ZEIT ONLINE: Mister Yergin, warum bedroht die Energiewende unser Wirtschaftswachstum?

Daniel Yergin: Die Energiewende basiert auf der Annahme, dass weltweit die Energiepreise steigen. Das ist aber nicht der Fall. Zudem sind die Strompreise durch die Ökostrom-Umlage dramatisch angestiegen, ausgerechnet in einem Land, das extrem exportabhängig ist. Reformiert Deutschland seine Energiewende-Pläne nicht, dann schadet es seiner Wirtschaft.

ZEIT ONLINE: Sie plädieren für den verstärkten Einsatz von heimischem Erdgas. Zu den Unterstützern Ihrer Studie gehören der Gaskonzern Exxon, der Bundesverband Deutsche Industrie ebenso wie BP und Bayer. Ist Ihr Plädoyer für Fracking nicht etwas plump?

Yergin: Diese Unternehmen und Verbände haben uns unterstützt – aber sie haben keinen Einfluss auf die Ergebnisse unserer Studie. Als wir mit der Untersuchung begannen, kannte noch niemand das große ökonomische Potenzial von Schiefergas in Deutschland.

ZEIT ONLINE: Sie wären also zu ähnlichen Ergebnissen gekommen, wenn die Ökostrom-Branche die Studie finanziert hätte? 

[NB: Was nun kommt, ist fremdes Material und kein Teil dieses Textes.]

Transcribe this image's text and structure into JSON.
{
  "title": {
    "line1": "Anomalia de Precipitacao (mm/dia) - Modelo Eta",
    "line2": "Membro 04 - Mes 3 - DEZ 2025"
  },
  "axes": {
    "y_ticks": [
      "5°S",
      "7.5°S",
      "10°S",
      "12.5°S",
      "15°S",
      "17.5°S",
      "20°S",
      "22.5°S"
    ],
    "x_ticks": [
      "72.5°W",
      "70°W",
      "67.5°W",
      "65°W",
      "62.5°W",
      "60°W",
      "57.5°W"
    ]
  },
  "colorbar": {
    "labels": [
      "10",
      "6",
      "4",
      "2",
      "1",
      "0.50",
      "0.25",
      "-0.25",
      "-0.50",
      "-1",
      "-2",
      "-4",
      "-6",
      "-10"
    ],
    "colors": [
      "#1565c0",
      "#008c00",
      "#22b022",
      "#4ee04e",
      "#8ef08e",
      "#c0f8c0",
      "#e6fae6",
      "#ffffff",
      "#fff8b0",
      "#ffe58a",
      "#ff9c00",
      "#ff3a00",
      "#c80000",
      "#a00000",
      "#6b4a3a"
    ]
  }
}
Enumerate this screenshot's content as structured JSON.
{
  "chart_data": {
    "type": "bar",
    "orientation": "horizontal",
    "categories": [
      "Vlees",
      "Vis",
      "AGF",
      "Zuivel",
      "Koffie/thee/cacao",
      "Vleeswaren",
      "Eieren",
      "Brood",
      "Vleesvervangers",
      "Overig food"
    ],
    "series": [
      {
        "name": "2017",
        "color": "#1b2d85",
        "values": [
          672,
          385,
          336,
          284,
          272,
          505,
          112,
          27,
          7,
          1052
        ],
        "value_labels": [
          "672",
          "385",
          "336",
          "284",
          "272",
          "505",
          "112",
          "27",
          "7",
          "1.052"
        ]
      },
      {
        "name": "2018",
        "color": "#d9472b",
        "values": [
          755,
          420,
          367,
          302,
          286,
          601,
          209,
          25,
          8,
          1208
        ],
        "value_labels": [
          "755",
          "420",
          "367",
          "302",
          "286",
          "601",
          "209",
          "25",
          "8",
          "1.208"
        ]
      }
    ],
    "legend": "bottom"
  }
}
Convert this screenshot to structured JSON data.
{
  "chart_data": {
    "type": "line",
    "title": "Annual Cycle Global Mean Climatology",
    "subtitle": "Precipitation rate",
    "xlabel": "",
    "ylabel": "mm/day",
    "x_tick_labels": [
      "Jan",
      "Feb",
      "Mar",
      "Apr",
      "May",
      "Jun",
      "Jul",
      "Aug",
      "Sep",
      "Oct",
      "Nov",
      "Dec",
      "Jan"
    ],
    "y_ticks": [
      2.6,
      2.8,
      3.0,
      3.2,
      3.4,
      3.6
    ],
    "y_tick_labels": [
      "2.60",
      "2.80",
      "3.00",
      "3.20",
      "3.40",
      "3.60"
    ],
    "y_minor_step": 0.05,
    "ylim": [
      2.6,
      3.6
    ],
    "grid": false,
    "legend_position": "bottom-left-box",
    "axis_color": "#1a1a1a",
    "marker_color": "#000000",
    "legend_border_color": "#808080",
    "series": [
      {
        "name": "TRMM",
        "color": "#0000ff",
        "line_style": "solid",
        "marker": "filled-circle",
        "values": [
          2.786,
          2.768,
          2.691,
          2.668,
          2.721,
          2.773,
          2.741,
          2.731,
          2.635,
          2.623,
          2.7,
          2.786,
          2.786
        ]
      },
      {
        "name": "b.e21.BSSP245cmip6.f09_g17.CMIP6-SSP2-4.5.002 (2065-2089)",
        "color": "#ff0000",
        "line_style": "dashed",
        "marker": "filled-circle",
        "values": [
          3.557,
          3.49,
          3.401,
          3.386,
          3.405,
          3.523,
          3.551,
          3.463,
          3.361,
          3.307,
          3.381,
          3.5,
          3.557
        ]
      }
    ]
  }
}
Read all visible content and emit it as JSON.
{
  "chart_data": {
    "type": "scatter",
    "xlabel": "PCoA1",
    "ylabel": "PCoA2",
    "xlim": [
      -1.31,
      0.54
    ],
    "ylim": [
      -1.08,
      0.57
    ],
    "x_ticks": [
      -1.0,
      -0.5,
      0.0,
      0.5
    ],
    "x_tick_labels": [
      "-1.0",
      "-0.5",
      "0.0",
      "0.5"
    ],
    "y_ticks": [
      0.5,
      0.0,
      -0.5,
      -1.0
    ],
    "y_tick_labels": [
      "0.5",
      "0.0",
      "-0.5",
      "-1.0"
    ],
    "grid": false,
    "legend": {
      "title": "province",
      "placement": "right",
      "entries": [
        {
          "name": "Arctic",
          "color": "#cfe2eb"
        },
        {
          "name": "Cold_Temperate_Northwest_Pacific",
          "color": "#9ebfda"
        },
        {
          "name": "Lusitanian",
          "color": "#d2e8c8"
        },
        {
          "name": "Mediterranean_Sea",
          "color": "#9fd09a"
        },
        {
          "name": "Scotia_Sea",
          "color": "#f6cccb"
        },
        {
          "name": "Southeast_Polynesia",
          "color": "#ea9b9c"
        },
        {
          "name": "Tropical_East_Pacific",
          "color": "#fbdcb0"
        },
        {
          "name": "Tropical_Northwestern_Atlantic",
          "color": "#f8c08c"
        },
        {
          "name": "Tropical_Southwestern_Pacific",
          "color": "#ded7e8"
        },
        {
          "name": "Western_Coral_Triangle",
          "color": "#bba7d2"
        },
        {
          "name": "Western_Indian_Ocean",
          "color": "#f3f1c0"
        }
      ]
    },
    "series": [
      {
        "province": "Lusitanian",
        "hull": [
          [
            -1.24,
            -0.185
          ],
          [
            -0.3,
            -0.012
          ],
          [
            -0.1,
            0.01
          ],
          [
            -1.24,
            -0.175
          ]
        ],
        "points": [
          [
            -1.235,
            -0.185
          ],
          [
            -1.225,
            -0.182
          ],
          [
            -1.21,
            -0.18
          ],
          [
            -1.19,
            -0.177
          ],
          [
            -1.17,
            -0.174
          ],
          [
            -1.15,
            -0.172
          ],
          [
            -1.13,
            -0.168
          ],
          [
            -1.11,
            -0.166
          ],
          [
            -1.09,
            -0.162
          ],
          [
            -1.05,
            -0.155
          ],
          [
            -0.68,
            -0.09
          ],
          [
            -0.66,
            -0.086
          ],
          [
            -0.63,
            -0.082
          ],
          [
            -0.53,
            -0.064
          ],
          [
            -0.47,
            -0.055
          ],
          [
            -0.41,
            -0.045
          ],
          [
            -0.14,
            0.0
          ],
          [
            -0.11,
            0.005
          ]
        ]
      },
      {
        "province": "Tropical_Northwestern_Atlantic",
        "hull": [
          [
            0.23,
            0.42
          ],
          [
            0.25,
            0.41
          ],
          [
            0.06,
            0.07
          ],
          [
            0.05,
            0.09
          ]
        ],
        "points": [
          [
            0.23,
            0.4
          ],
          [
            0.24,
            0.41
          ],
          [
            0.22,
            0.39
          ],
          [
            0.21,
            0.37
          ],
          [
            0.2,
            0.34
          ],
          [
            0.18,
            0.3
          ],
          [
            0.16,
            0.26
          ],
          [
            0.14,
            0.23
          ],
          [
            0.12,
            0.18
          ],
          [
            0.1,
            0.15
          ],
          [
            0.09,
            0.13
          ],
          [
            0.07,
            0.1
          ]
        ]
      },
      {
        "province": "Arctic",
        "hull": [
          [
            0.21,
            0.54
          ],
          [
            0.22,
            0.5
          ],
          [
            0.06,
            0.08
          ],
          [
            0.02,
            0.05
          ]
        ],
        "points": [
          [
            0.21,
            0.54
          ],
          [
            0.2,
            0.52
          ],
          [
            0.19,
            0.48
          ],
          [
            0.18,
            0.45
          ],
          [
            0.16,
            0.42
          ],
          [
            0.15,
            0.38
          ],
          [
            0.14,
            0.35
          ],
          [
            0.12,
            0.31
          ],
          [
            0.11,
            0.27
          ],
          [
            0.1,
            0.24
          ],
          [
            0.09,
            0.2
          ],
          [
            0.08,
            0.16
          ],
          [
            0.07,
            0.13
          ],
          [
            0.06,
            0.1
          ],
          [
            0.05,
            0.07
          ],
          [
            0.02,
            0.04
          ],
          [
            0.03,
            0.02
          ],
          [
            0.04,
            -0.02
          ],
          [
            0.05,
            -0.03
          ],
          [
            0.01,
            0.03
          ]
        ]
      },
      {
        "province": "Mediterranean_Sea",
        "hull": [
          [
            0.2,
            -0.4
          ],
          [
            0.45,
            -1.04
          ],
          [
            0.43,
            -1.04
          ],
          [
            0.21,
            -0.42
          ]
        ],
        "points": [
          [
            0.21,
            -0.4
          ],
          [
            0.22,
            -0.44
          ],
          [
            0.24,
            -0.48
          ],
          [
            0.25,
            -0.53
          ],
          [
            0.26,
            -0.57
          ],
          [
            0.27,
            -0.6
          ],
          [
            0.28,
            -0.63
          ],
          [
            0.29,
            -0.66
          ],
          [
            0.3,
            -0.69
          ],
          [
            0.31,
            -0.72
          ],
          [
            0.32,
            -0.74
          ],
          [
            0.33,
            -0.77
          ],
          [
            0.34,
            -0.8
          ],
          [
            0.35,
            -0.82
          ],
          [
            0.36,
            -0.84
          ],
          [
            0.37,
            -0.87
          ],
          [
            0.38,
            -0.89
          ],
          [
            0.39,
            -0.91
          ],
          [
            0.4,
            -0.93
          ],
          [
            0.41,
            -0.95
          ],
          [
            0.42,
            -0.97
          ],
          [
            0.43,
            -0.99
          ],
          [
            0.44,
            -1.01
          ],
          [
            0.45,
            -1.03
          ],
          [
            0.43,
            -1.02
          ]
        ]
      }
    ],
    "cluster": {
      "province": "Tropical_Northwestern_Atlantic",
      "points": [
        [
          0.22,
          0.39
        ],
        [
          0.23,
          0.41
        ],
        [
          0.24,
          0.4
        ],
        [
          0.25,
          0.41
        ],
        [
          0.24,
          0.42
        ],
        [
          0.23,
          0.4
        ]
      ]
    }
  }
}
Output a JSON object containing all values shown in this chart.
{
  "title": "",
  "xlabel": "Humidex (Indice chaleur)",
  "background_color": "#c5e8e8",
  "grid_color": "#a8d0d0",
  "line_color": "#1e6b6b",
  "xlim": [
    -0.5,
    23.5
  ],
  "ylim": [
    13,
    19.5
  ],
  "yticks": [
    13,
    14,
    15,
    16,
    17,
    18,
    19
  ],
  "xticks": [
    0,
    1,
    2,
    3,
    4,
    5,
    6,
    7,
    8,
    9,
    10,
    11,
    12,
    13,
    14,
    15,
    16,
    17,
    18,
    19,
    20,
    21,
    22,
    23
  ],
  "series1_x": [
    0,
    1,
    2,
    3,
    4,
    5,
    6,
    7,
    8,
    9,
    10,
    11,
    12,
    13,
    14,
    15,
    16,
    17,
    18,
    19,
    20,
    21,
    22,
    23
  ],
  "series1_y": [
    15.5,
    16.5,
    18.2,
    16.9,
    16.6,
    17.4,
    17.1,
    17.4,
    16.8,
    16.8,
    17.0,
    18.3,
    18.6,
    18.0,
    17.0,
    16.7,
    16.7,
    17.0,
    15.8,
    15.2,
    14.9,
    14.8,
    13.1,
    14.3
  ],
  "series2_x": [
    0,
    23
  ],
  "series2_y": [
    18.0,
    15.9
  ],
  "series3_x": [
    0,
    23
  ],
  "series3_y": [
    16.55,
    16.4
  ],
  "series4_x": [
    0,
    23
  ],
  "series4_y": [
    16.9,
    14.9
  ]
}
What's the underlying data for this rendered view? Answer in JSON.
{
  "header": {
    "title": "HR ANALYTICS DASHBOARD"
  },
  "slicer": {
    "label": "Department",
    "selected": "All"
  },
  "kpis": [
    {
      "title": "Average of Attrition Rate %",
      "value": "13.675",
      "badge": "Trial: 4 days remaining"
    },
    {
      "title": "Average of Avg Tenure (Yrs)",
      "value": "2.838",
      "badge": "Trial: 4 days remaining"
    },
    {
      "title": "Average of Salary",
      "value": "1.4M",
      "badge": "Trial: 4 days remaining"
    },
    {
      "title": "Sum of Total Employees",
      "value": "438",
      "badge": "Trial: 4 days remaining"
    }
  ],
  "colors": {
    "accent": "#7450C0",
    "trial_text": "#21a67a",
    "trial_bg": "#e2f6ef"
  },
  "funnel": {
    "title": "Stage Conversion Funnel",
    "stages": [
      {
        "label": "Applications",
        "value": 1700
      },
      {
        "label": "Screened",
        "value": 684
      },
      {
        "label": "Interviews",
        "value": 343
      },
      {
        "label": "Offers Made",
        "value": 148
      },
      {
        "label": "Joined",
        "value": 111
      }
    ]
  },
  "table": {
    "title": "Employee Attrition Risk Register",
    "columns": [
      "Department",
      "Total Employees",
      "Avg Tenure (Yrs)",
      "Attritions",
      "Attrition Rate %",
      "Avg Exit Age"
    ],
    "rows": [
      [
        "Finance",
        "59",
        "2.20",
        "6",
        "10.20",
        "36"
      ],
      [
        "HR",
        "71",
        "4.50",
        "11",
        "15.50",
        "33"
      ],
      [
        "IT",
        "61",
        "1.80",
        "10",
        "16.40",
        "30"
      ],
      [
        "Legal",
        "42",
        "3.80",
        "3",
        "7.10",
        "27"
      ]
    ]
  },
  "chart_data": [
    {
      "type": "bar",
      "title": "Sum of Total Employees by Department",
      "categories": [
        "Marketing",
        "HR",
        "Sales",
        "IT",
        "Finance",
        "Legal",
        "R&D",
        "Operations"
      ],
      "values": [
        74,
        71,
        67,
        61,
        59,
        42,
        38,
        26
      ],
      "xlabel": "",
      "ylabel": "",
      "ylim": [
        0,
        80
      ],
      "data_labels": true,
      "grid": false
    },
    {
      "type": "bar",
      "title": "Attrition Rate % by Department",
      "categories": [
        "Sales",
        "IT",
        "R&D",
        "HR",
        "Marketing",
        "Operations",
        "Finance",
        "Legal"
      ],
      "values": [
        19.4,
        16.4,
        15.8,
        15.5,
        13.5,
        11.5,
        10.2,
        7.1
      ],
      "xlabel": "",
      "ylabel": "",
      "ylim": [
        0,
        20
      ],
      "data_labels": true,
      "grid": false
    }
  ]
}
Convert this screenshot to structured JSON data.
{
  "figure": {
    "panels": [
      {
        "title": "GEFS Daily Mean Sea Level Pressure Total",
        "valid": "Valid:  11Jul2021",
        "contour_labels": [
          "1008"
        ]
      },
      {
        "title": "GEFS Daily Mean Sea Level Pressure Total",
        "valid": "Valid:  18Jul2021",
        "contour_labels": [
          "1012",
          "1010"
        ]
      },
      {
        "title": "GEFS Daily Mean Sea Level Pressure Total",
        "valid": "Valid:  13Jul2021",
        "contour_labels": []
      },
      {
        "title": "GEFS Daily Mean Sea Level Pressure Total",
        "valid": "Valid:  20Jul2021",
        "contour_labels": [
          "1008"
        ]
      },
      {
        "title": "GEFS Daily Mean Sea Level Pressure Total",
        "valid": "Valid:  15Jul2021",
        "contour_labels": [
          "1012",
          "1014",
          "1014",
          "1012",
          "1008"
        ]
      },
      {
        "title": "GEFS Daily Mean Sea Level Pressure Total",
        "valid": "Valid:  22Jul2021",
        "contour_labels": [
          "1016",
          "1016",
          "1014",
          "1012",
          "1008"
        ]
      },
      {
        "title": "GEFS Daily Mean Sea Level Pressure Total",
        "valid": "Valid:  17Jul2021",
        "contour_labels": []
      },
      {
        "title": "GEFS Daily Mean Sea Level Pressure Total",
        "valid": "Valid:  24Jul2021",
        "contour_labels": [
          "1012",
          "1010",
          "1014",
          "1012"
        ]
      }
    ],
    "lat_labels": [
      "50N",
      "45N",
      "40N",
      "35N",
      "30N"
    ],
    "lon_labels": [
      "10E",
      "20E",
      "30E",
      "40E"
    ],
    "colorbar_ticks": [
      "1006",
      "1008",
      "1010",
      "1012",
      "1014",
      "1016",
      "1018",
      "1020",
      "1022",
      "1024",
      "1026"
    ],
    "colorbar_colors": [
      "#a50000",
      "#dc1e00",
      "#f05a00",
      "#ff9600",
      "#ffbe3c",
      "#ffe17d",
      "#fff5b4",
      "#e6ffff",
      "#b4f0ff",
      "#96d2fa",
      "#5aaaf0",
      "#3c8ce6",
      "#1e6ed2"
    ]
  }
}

Yergin: Wir legen immer die gleichen technischen, ökonometrischen Modelle an, und wir benutzen immer die gleichen Quellen. Egal ob die Erneuerbaren-Energien-Szene, die deutsche Bundesregierung oder die deutsche Filmindustrie die Studie unterstützt hätte: Wir wären zu den gleichen Ergebnissen gekommen.

ZEIT ONLINE: Sie schätzen, dass Deutschland durch Fracking bis zum Jahr 2050 mehr als 35 Prozent seines Gasbedarfs decken kann. Haben Sie dabei an den Widerstand in der Bevölkerung gedacht? Europa ist ja viel enger besiedelt als die USA.

Yergin: Natürlich kennen wir die Bedenken der Bevölkerung. Aber schauen sie sich die Zahlen an: Im Jahr 2000 förderte Deutschland rund 20 Prozent seines Gasbedarfs selbst. Heute sind es nur noch zehn Prozent. Will man in etwa auf das frühere Niveau zurück, dann wird das die deutsche Landschaft nicht komplett verändern.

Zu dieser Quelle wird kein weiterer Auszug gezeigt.